25. Where the authority gives notice that their prior approval is required, the development cannot proceed unless and until that approval is given. It is therefore in the developer's own interests to submit the above details and any relevant supporting information as soon as possible. Doing so will assist the planning authority in reaching a view as to the need for prior approval and – subject to that – whether or not prior approval can be granted. If the developer proceeds without submitting details or without, or in contravention of, the authority's prior approval (if required) the normal enforcement measures would be available to the authority as it deems appropriate in the circumstances of any particular case.

26. Consideration of natural light is intended to avoid the provision of dwellings whose habitable rooms (i.e. bedrooms and living rooms) have no windows or are likely to be unreasonably dark. This should in most cases be apparent from the description of development and accompanying drawings. Although this will be a matter of planning judgement rather than technical compliance, planning authorities may wish to seek views from colleagues in building standards in this regard.

27. As noted above, a number of the conditions and limitations that apply to class 18B (relate to the agricultural unit within which the building is located (e.g. the cumulative maximum number of dwellings that may be developed). Accordingly, in relation to prior notifications under class 18B, the provision of the relevant agricultural holding number by the developer will assist in the identification of the site and help the planning authority to determine whether a proposal complies with relevant limitations.

28. Subject to the normal criteria governing their use - and insofar as they relate to the matters specified in class 18B and 22A - conditions may be attached to the grant of prior approval. Similarly, consideration may be given to the use of planning obligations or other legal agreements, subject to the relevant tests in circular 3/2012. Matters which are not relevant to prior approval decisions under class 18B and 22A (e.g. provision of education facilities) should not be the subject of conditions or planning obligations. In operating these controls, planning authorities should always have full regard to the need to avoid imposing any unnecessary or excessively costly requirements; and to the normal considerations of reasonableness.

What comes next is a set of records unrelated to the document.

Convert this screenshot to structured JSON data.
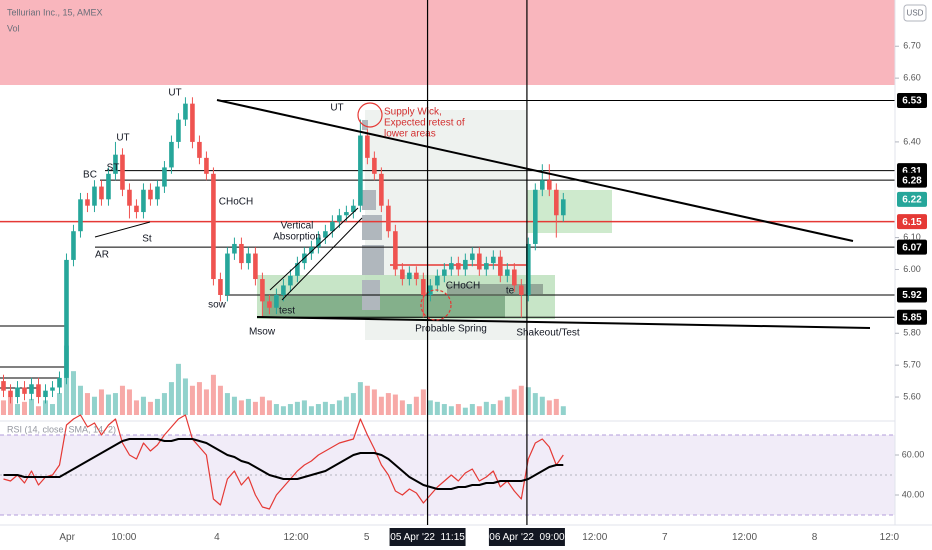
{
  "chart_data": {
    "type": "candlestick",
    "title": "Tellurian Inc., 15, AMEX",
    "volume_label": "Vol",
    "currency": "USD",
    "xlim": [
      -0.5,
      127.4
    ],
    "xticks": [
      {
        "value": 9.1,
        "label": "Apr"
      },
      {
        "value": 17.2,
        "label": "10:00"
      },
      {
        "value": 30.5,
        "label": "4"
      },
      {
        "value": 41.8,
        "label": "12:00"
      },
      {
        "value": 51.9,
        "label": "5"
      },
      {
        "value": 60.6,
        "label": "05 Apr '22  11:15",
        "highlight": true
      },
      {
        "value": 74.8,
        "label": "06 Apr '22  09:00",
        "highlight": true
      },
      {
        "value": 84.5,
        "label": "12:00"
      },
      {
        "value": 94.5,
        "label": "7"
      },
      {
        "value": 105.9,
        "label": "12:00"
      },
      {
        "value": 115.9,
        "label": "8"
      },
      {
        "value": 126.6,
        "label": "12:0"
      }
    ],
    "ylim": [
      5.528,
      6.845
    ],
    "yticks": [
      {
        "value": 6.7,
        "label": "6.70"
      },
      {
        "value": 6.6,
        "label": "6.60"
      },
      {
        "value": 6.4,
        "label": "6.40"
      },
      {
        "value": 6.1,
        "label": "6.10"
      },
      {
        "value": 6.0,
        "label": "6.00"
      },
      {
        "value": 5.8,
        "label": "5.80"
      },
      {
        "value": 5.7,
        "label": "5.70"
      },
      {
        "value": 5.6,
        "label": "5.60"
      }
    ],
    "up_color": "#26a69a",
    "down_color": "#ef5350",
    "open": [
      5.65,
      5.62,
      5.6,
      5.63,
      5.61,
      5.64,
      5.6,
      5.62,
      5.63,
      5.66,
      6.03,
      6.12,
      6.22,
      6.2,
      6.26,
      6.22,
      6.3,
      6.36,
      6.25,
      6.2,
      6.18,
      6.25,
      6.22,
      6.26,
      6.32,
      6.4,
      6.47,
      6.52,
      6.4,
      6.35,
      6.3,
      5.97,
      5.92,
      6.05,
      6.08,
      6.02,
      6.05,
      5.97,
      5.9,
      5.88,
      5.92,
      5.95,
      5.98,
      6.02,
      6.05,
      6.07,
      6.1,
      6.12,
      6.15,
      6.17,
      6.18,
      6.2,
      6.42,
      6.35,
      6.3,
      6.2,
      6.12,
      6.0,
      5.97,
      5.99,
      5.97,
      5.92,
      5.95,
      5.98,
      6.0,
      6.02,
      6.0,
      6.03,
      6.05,
      6.0,
      6.02,
      6.04,
      5.98,
      6.0,
      5.95,
      5.92,
      6.08,
      6.25,
      6.28,
      6.25,
      6.17
    ],
    "high": [
      5.67,
      5.64,
      5.65,
      5.65,
      5.66,
      5.66,
      5.64,
      5.65,
      5.68,
      6.05,
      6.14,
      6.24,
      6.24,
      6.28,
      6.28,
      6.32,
      6.4,
      6.38,
      6.27,
      6.22,
      6.27,
      6.27,
      6.28,
      6.34,
      6.42,
      6.49,
      6.54,
      6.54,
      6.42,
      6.37,
      6.32,
      5.99,
      6.07,
      6.1,
      6.1,
      6.07,
      6.07,
      5.99,
      5.92,
      5.94,
      5.97,
      6.0,
      6.04,
      6.07,
      6.09,
      6.12,
      6.14,
      6.17,
      6.19,
      6.2,
      6.22,
      6.47,
      6.44,
      6.37,
      6.32,
      6.22,
      6.14,
      6.02,
      6.01,
      6.01,
      5.99,
      5.97,
      6.0,
      6.02,
      6.04,
      6.04,
      6.05,
      6.07,
      6.07,
      6.04,
      6.06,
      6.06,
      6.02,
      6.02,
      5.97,
      6.1,
      6.27,
      6.33,
      6.33,
      6.27,
      6.24
    ],
    "low": [
      5.6,
      5.58,
      5.58,
      5.59,
      5.59,
      5.58,
      5.58,
      5.6,
      5.61,
      5.64,
      6.01,
      6.1,
      6.18,
      6.18,
      6.2,
      6.2,
      6.28,
      6.23,
      6.16,
      6.16,
      6.16,
      6.2,
      6.2,
      6.24,
      6.3,
      6.38,
      6.45,
      6.38,
      6.33,
      6.28,
      5.95,
      5.9,
      5.9,
      6.03,
      6.0,
      6.0,
      5.95,
      5.85,
      5.86,
      5.86,
      5.9,
      5.93,
      5.96,
      6.0,
      6.03,
      6.05,
      6.08,
      6.1,
      6.13,
      6.15,
      6.16,
      6.18,
      6.33,
      6.28,
      6.18,
      6.1,
      5.98,
      5.95,
      5.95,
      5.95,
      5.85,
      5.9,
      5.93,
      5.96,
      5.98,
      5.98,
      5.98,
      6.01,
      5.98,
      5.98,
      6.0,
      5.96,
      5.96,
      5.93,
      5.85,
      5.9,
      6.06,
      6.23,
      6.23,
      6.1,
      6.15
    ],
    "close": [
      5.62,
      5.6,
      5.63,
      5.61,
      5.64,
      5.6,
      5.62,
      5.63,
      5.66,
      6.03,
      6.12,
      6.22,
      6.2,
      6.26,
      6.22,
      6.3,
      6.36,
      6.25,
      6.2,
      6.18,
      6.25,
      6.22,
      6.26,
      6.32,
      6.4,
      6.47,
      6.52,
      6.4,
      6.35,
      6.3,
      5.97,
      5.92,
      6.05,
      6.08,
      6.02,
      6.05,
      5.97,
      5.9,
      5.88,
      5.92,
      5.95,
      5.98,
      6.02,
      6.05,
      6.07,
      6.1,
      6.12,
      6.15,
      6.17,
      6.18,
      6.2,
      6.42,
      6.35,
      6.3,
      6.2,
      6.12,
      6.0,
      5.97,
      5.99,
      5.97,
      5.92,
      5.95,
      5.98,
      6.0,
      6.02,
      6.0,
      6.03,
      6.05,
      6.0,
      6.02,
      6.04,
      5.98,
      6.0,
      5.95,
      5.92,
      6.08,
      6.25,
      6.28,
      6.25,
      6.17,
      6.22
    ],
    "volume": {
      "vlim": [
        0,
        130
      ],
      "values": [
        20,
        25,
        15,
        18,
        22,
        12,
        20,
        15,
        30,
        95,
        60,
        40,
        30,
        25,
        35,
        28,
        30,
        40,
        35,
        20,
        25,
        18,
        22,
        30,
        45,
        70,
        50,
        40,
        45,
        35,
        55,
        40,
        30,
        25,
        20,
        22,
        18,
        25,
        20,
        15,
        12,
        15,
        18,
        20,
        12,
        15,
        18,
        15,
        20,
        25,
        30,
        45,
        40,
        35,
        25,
        30,
        28,
        20,
        15,
        25,
        35,
        20,
        18,
        15,
        12,
        15,
        10,
        15,
        12,
        18,
        15,
        20,
        25,
        35,
        40,
        38,
        30,
        25,
        20,
        22,
        12
      ]
    },
    "levels": [
      {
        "value": 6.53,
        "color": "#000000"
      },
      {
        "value": 6.31,
        "color": "#000000"
      },
      {
        "value": 6.28,
        "color": "#000000"
      },
      {
        "value": 6.22,
        "color": "#26a69a"
      },
      {
        "value": 6.15,
        "color": "#e53935"
      },
      {
        "value": 6.07,
        "color": "#000000"
      },
      {
        "value": 5.92,
        "color": "#000000"
      },
      {
        "value": 5.85,
        "color": "#000000"
      }
    ],
    "annotations": [
      {
        "lines": [
          "UT"
        ]
      },
      {
        "lines": [
          "UT"
        ]
      },
      {
        "lines": [
          "BC"
        ]
      },
      {
        "lines": [
          "ST"
        ]
      },
      {
        "lines": [
          "AR"
        ]
      },
      {
        "lines": [
          "St"
        ]
      },
      {
        "lines": [
          "CHoCH"
        ]
      },
      {
        "lines": [
          "sow"
        ]
      },
      {
        "lines": [
          "Vertical",
          "Absorption"
        ]
      },
      {
        "lines": [
          "test"
        ]
      },
      {
        "lines": [
          "Msow"
        ]
      },
      {
        "lines": [
          "UT"
        ]
      },
      {
        "lines": [
          "Supply Wick,",
          "Expected retest of",
          "lower areas"
        ],
        "color": "#d32f2f"
      },
      {
        "lines": [
          "CHoCH"
        ]
      },
      {
        "lines": [
          "te"
        ]
      },
      {
        "lines": [
          "Probable Spring"
        ]
      },
      {
        "lines": [
          "Shakeout/Test"
        ]
      }
    ],
    "rsi": {
      "label": "RSI (14, close, SMA, 14, 2)",
      "color": "#e53935",
      "sma_color": "#000000",
      "ylim": [
        27.5,
        76.5
      ],
      "yticks": [
        {
          "value": 60,
          "label": "60.00"
        },
        {
          "value": 40,
          "label": "40.00"
        }
      ],
      "band": [
        30,
        70
      ],
      "mid": 50,
      "values": [
        48,
        47,
        50,
        46,
        52,
        45,
        49,
        50,
        55,
        75,
        78,
        80,
        74,
        76,
        70,
        75,
        78,
        66,
        60,
        58,
        66,
        62,
        65,
        70,
        74,
        78,
        80,
        68,
        64,
        60,
        38,
        35,
        48,
        52,
        45,
        49,
        40,
        34,
        33,
        40,
        44,
        48,
        52,
        55,
        57,
        60,
        62,
        64,
        66,
        67,
        68,
        78,
        70,
        63,
        55,
        50,
        42,
        40,
        43,
        41,
        36,
        40,
        44,
        47,
        50,
        47,
        51,
        53,
        47,
        49,
        52,
        44,
        47,
        42,
        38,
        58,
        66,
        68,
        64,
        55,
        60
      ],
      "sma": [
        50,
        50,
        50,
        49,
        49,
        49,
        49,
        49,
        49,
        51,
        53,
        55,
        57,
        59,
        61,
        63,
        65,
        67,
        68,
        68,
        68,
        68,
        68,
        67,
        67,
        68,
        68,
        68,
        67,
        66,
        64,
        62,
        60,
        59,
        57,
        56,
        54,
        52,
        50,
        49,
        48,
        48,
        48,
        49,
        50,
        51,
        52,
        54,
        56,
        58,
        60,
        61,
        61,
        61,
        60,
        58,
        55,
        52,
        49,
        47,
        45,
        44,
        43,
        43,
        43,
        44,
        44,
        45,
        45,
        46,
        46,
        47,
        47,
        47,
        47,
        48,
        50,
        52,
        54,
        55,
        55
      ]
    }
  }
}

Efficient Handling of Prior Notifications and Details Submitted for Approval

29. The Scottish Ministers attach great importance to the prompt and efficient handling of prior notifications and any subsequent submissions of details for approval under the provisions of the GPDO. Delegation of decisions to officers will help to achieve prompt and efficient handling, and should be extended as far as possible. It is essential that authorities acknowledge receipt of each prior notification, giving the date on which it was received.

30. Where the authority does not propose to require the submission of details it should not merely wait for the 28 days to expire but should inform the developer as soon as possible, to avoid any uncertainty and possible delay. Where the authority does decide prior approval is required, it should write to the developer as soon as possible stating clearly and simply exactly what, if any, further details are needed. Care should be taken not to request more information than is absolutely necessary.

Records of Notifications

31. Although there is no statutory requirement to do so, planning authorities should keep records of such notifications

Completion of development

32. Where prior approval is not required the development must be carried out in accordance with the plans and description submitted to the planning authority.

33. Where prior approval has been required and granted, the development must be carried out in accordance with the details approved.

34. In all cases, the development is to be carried out within three years of the date from which all approvals have been issued, or the date on which the 28 day period expired if no decision was issued before that date.